Anyone can provide a personal soundtrack to natural experiences using their own smartphones and headphones. What’s different about “In a Landscape” (named after John Cage’s pastoral 1948 piano composition) is the combo of live performance and recital hall acoustic environment, allowing listeners to hear the music in a pristine sonic setting — while gazing out over gorgeous natural landscapes. (They can also listen to the unamplified sound sans headphones if they prefer, as I do.)

“There’s no barrier between your brain and the headphones,” Noack explains. “There’s something powerful about having a personal experience but also sharing it with other people. It’s not isolating.”

In A Landscape. Credit: Arthur Hitchcock
In A Landscape | Credit: Arthur Hitchcock

After the first year’s Portland area tryout performances earned major grant support, Noack now drives the piano around the West on a custom-built trailer (both donated by a prominent Portland arts supporter) that converts into a stage. A canopy provides cover from rain, snow, fog, or blazing sunshine — all of which he’s encountered.

With its early success resulting in more financial support (that initial $6,500 grant has now turned into a million-dollar budget), the program has burgeoned, last year drawing more attendees — 16,000 — than the first six years combined. They receive far more invitations to perform (including recently the South and East Coast) than Noack can accept, since the performance window is confined to summer months.
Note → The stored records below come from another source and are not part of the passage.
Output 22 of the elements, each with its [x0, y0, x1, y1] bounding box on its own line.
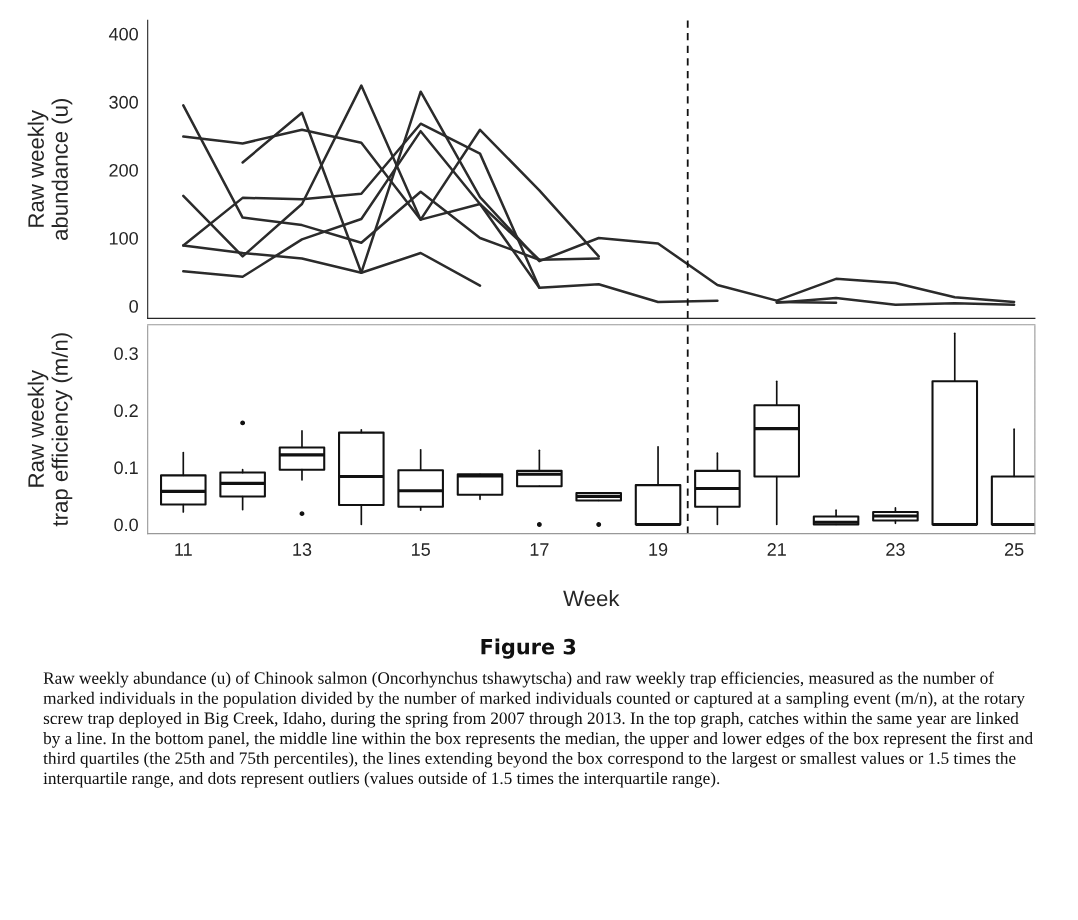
- x-tick-label: 23: [886, 543, 905, 556]
- y-tick-label: 300: [109, 95, 138, 109]
- y-tick-label: 200: [109, 163, 138, 177]
- x-tick-label: 19: [649, 543, 668, 556]
- y-axis-title: Raw weekly trap efficiency (m/n): [27, 333, 73, 527]
- x-tick-label: 15: [412, 543, 430, 556]
- y-tick-label: 0.3: [114, 347, 138, 361]
- y-tick-label: 0.0: [114, 518, 138, 532]
- x-tick-label: 17: [530, 543, 549, 556]
- y-tick-label: 100: [109, 231, 138, 245]
- y-tick-label: 0.2: [114, 404, 138, 418]
- x-tick-label: 13: [293, 543, 312, 556]
- y-axis-title: Raw weekly abundance (u): [27, 98, 73, 240]
- x-axis-title: Week: [563, 590, 620, 607]
- x-tick-label: 25: [1004, 543, 1024, 556]
- caption: Figure 3: [481, 638, 576, 659]
- text: Raw weekly abundance (u) of Chinook salmon (Oncorhynchus tshawytscha) and raw weekly trap efficiencies, measured as the number of marked individuals in the population divided by the number of marked individuals counted or captured at a sampling event (m/n), at the rotary screw trap deployed in Big Creek, Idaho, during the spring from 2007 through 2013. In the top graph, catches within the same year are linked by a line. In the bottom panel, the middle line within the box represents the median, the upper and lower edges of the box represent the first and third quartiles (the 25th and 75th percentiles), the lines extending beyond the box correspond to the largest or smallest values or 1.5 times the interquartile range, and dots represent outliers (values outside of 1.5 times the interquartile range).: [43, 671, 1033, 788]
- y-tick-label: 400: [108, 27, 138, 41]
- y-tick-label: 0.1: [114, 461, 138, 475]
- x-tick-label: 21: [767, 543, 786, 556]
- y-tick-label: 0: [129, 300, 138, 313]
- x-tick-label: 11: [175, 543, 192, 556]
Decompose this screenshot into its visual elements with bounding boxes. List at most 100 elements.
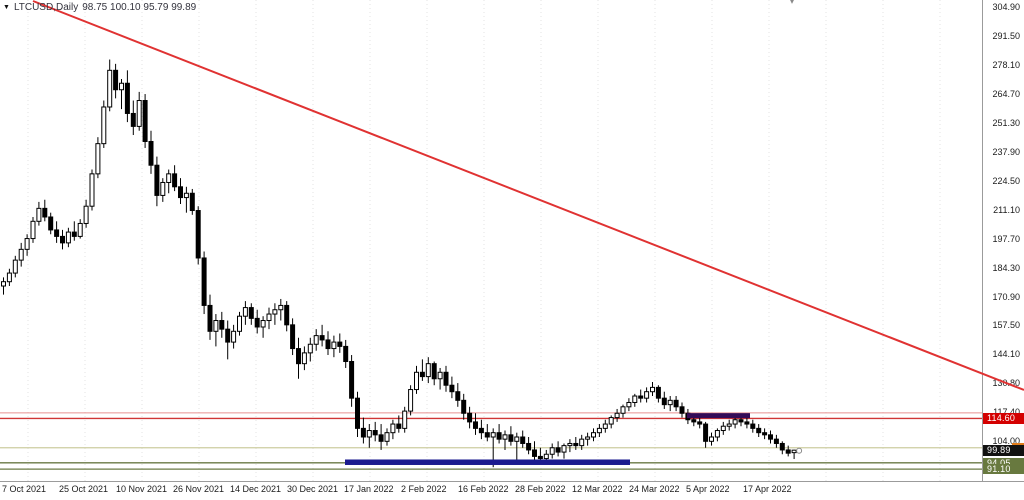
price-tick-label: 197.70 [992,233,1020,244]
candle-body [178,186,183,199]
candle-body [667,399,673,406]
candle-body [172,173,178,188]
price-tick-label: 104.00 [992,435,1020,446]
candle-body [502,434,508,440]
candle-body [160,181,166,196]
candle-body [248,307,254,319]
candle-body [119,82,124,91]
candle-body [762,432,768,436]
candle-body [12,259,18,274]
candle-body [591,432,596,438]
candle-body [372,430,378,436]
candle-body [738,419,744,423]
candle-body [585,436,591,440]
candle-body [744,421,750,425]
candle-body [703,423,709,442]
candle-body [561,445,567,453]
candle-body [720,425,726,432]
candle-body [278,304,284,311]
candle-body [620,406,626,414]
candle-body [732,419,738,425]
candle-body [195,210,201,259]
price-tick-label: 291.50 [992,31,1020,42]
candle-body [756,427,762,434]
candle-body [1,281,6,287]
candle-body [148,140,154,166]
candle-body [650,386,655,393]
candle-body [555,447,561,453]
chart-plot-area[interactable] [0,0,1024,481]
candle-body [89,173,95,207]
candle-body [355,397,360,429]
candle-body [183,192,189,199]
candle-body [443,371,449,386]
candle-body [785,449,791,454]
price-tick-label: 237.90 [992,146,1020,157]
date-tick-label: 28 Feb 2022 [515,484,566,494]
candle-body [360,427,366,438]
candle-body [219,320,225,330]
candle-body [113,69,119,91]
candle-body [431,363,437,380]
date-tick-label: 14 Dec 2021 [230,484,282,494]
candle-body [384,432,390,442]
candle-body [313,335,319,345]
candle-body [608,417,614,425]
candle-body [83,205,89,224]
candle-body [408,389,414,412]
candle-body [419,371,425,378]
candle-body [254,317,260,328]
candle-body [673,399,679,408]
price-tick-label: 224.50 [992,175,1020,186]
date-tick-label: 10 Nov 2021 [116,484,168,494]
trendline[interactable] [32,0,1024,391]
price-tick-label: 304.90 [992,2,1020,13]
candle-body [449,384,455,393]
candle-body [77,222,83,237]
object-anchor-marker-icon: ▾ [790,0,795,6]
candle-body [260,320,266,328]
candle-body [750,423,756,429]
candle-body [602,423,608,429]
candle-body [65,231,71,244]
candle-body [366,430,372,438]
navy-range-bar[interactable] [345,459,630,465]
candle-body [331,341,337,350]
candle-body [18,248,24,261]
date-tick-label: 5 Apr 2022 [686,484,730,494]
date-tick-label: 16 Feb 2022 [458,484,509,494]
candle-body [626,401,632,408]
candle-body [54,229,60,237]
candle-body [638,395,644,399]
candle-body [679,406,685,414]
date-tick-label: 26 Nov 2021 [173,484,225,494]
candle-body [95,143,101,175]
candle-body [124,82,130,114]
price-tick-label: 211.10 [993,204,1020,215]
price-tick-label: 170.90 [992,291,1020,302]
candle-body [237,315,242,332]
symbol-ohlc-readout[interactable]: ▼ LTCUSD,Daily 98.75 100.10 95.79 99.89 [3,2,196,13]
price-tick-label: 251.30 [992,118,1020,129]
candle-body [644,391,650,399]
date-tick-label: 12 Mar 2022 [572,484,623,494]
candle-body [36,207,42,222]
candle-body [655,386,661,399]
candle-body [272,309,278,315]
candle-body [307,343,313,354]
candle-body [266,313,272,322]
candle-body [301,352,307,365]
candle-body [207,304,213,332]
candle-body [48,216,54,231]
candle-body [532,449,537,457]
candle-body [437,371,443,380]
date-tick-label: 17 Apr 2022 [743,484,792,494]
chevron-down-icon[interactable]: ▼ [3,4,10,11]
price-tick-label: 117.40 [993,406,1020,417]
time-axis-separator [0,481,1024,482]
date-tick-label: 17 Jan 2022 [344,484,394,494]
purple-range-bar[interactable] [687,413,750,419]
price-badge: 91.10 [983,464,1024,475]
candle-body [42,207,48,218]
candle-body [402,410,408,429]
Many performances are sponsored by local supporters, and Noack’s team (including his mom, Lori) works year-round rounding up donations and grants to enable the project to reach areas that can’t afford their own local sponsorships.

The project has brought together Central and Eastern Oregon farmers, loggers and cowboys (some on horseback), Portland arts matrons, mountain bikers in Eugene, tourists, and other diverse audiences together. And thanks to free and reduced-price tickets for locals, Noack’s performances have exposed thousands of people to classical music who’d never imagine coming to a formal concert hall. According to the website, almost half the audience last year attended for free and for nearly a third, an IAL concert was their first experience with live classical music. “We’re bringing together people who wouldn’t ordinarily be in the same space,” Noack says.
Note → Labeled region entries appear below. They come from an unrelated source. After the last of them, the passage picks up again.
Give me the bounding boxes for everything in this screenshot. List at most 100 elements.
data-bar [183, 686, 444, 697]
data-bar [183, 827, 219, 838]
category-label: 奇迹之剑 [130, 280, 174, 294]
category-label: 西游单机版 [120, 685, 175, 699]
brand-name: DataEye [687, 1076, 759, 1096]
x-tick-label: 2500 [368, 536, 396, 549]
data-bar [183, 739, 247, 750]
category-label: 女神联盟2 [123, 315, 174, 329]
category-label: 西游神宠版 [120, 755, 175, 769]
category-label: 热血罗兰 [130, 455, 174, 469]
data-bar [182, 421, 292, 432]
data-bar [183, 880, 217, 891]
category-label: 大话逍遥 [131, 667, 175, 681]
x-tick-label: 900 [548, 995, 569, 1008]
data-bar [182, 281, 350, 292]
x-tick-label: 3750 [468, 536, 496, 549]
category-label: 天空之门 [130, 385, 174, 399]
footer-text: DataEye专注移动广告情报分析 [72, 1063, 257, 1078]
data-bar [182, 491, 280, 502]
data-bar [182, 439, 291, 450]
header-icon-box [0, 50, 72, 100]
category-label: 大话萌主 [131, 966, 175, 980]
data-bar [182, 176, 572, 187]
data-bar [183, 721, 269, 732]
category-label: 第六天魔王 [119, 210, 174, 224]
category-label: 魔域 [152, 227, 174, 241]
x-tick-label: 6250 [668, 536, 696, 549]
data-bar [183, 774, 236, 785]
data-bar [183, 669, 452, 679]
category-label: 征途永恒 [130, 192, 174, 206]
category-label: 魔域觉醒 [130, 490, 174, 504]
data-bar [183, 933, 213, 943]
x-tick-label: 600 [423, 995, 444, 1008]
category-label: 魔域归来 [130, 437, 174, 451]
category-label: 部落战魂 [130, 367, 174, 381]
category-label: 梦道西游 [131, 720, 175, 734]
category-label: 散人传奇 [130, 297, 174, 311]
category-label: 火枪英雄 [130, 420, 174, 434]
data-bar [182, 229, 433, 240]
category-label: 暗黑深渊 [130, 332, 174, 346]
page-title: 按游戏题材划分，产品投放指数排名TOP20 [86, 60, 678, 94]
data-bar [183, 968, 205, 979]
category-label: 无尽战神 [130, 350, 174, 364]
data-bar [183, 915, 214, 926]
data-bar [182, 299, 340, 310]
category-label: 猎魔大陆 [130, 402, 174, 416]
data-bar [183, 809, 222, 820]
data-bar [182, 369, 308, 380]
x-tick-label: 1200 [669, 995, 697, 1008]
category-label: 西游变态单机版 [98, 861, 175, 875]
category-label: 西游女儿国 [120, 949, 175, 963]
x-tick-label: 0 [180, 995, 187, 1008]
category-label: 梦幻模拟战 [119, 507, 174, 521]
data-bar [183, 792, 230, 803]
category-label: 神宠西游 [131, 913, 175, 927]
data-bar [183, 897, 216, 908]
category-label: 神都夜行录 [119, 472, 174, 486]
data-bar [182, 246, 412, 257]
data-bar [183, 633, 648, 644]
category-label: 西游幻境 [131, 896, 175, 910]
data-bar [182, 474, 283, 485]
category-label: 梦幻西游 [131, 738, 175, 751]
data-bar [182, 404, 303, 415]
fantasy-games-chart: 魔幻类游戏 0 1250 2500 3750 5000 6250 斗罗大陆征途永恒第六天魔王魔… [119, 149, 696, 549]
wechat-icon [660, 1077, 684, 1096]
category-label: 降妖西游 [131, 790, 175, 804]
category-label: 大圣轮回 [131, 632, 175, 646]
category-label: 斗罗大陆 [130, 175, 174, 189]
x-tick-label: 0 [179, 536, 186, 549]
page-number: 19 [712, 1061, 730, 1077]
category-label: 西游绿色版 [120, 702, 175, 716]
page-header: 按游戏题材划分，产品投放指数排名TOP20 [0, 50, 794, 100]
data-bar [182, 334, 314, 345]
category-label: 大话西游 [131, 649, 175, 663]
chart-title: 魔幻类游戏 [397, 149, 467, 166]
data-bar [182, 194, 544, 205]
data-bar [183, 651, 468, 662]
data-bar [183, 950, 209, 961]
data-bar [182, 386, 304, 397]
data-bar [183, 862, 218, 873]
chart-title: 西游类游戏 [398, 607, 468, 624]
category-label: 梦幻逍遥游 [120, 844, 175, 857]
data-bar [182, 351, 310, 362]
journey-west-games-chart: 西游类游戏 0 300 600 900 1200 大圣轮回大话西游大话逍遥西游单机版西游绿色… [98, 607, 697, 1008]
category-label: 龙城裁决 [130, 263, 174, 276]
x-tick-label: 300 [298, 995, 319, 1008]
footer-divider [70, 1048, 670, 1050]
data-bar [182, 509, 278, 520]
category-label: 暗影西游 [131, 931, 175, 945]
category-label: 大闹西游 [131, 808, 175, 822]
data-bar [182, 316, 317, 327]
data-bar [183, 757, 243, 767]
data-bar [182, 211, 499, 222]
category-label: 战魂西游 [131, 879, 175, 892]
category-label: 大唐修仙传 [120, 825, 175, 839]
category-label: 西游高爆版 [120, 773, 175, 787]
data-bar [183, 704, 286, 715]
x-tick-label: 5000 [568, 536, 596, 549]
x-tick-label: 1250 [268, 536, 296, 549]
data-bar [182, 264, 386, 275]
Sometimes guests join him, from Native American flutists to the musicians of Pink Martini. Last year’s shows at Glen Ellen’s Jack London State Historic Park, for example, also featured live painters and a pair of local dancers.

“It was so beautiful,” recalls Susan St.Marie, the park’s Director of Program and Volunteer Management. “The weather was perfect. We have this great big open meadow area and people just brought their blankets, chairs, picnic baskets, bottle of wine. People wandered around. It was like a magical experience, and I don’t use that word often. You just lose yourself in the sound. I’m sure we introduced the park to people who’ve never been here before and will again this year. Everyone enjoyed it so much that I told [Noack] afterwards, ‘OK you’re coming back next year, right?’”

Last year’s two shows drew more than 100 visitors, and this year’s ticket sales are nearing 200, with space remaining for another 200 at press time.

Even Noack has been surprised “at the level of intensity that people experience the music,” he says. “I think it has to do with being free to have whatever experience they want, to bring a picnic basket or a bottle of wine or climb a tree or take a nap, and because it’s so open ended, people are really able to relax into the place.”

With improved wireless tech and the piano rebuilt by Oakland’s John Callahan, Noack says the sound this year is now much refined. He now has a staff of four in Portland and a six-member summer road crew, and also draws on local volunteer support.

“It feels like I’m part of something, like we’re all in this together,” he says. “It’s my project, but it’s grown so much beyond me. We get to support a whole team of people who work on this all year round and travel around like a little circus. It still feels like a dream job.”